The Trades Union Congress (TUC) and manufacturers’ organisation Make UK have both urged Chancellor Rachel Reeves to provide targeted support for energy-intensive industries. Steelmakers in particular face electricity costs that are up to 60% higher than those paid by competitors in Germany and France, according to industry estimates.
The warning comes as British Steel’s future remains in flux, with its Scunthorpe plant narrowly avoiding closure thanks to last-minute government intervention. Stakeholders say the underlying issue — structurally high UK industrial energy prices — remains unaddressed.

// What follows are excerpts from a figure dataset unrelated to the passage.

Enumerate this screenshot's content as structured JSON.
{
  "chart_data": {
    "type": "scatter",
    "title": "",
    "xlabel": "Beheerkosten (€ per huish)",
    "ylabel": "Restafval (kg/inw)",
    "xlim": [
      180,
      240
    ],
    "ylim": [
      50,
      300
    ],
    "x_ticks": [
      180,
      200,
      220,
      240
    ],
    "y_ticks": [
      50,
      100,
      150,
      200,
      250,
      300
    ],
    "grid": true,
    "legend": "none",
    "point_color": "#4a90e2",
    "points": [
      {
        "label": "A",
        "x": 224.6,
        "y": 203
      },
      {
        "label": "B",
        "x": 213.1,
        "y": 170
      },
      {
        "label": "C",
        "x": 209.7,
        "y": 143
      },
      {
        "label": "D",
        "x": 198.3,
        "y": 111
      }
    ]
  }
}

Speaking to The Times, Make UK’s CEO Stephen Phipson described the UK’s industrial energy burden as “untenable” and said that without a strategic response, further plant closures were likely. He called for reforms to network charges, more flexible carbon pricing, and investment in energy efficiency across the manufacturing sector.
While the government has introduced various schemes to support business energy bills, critics say these are short-term in nature and fail to match the scale of support seen elsewhere in Europe.
With the UK seeking to rebuild its industrial base, business leaders argue that competitive energy pricing must become a cornerstone of economic policy — not an afterthought.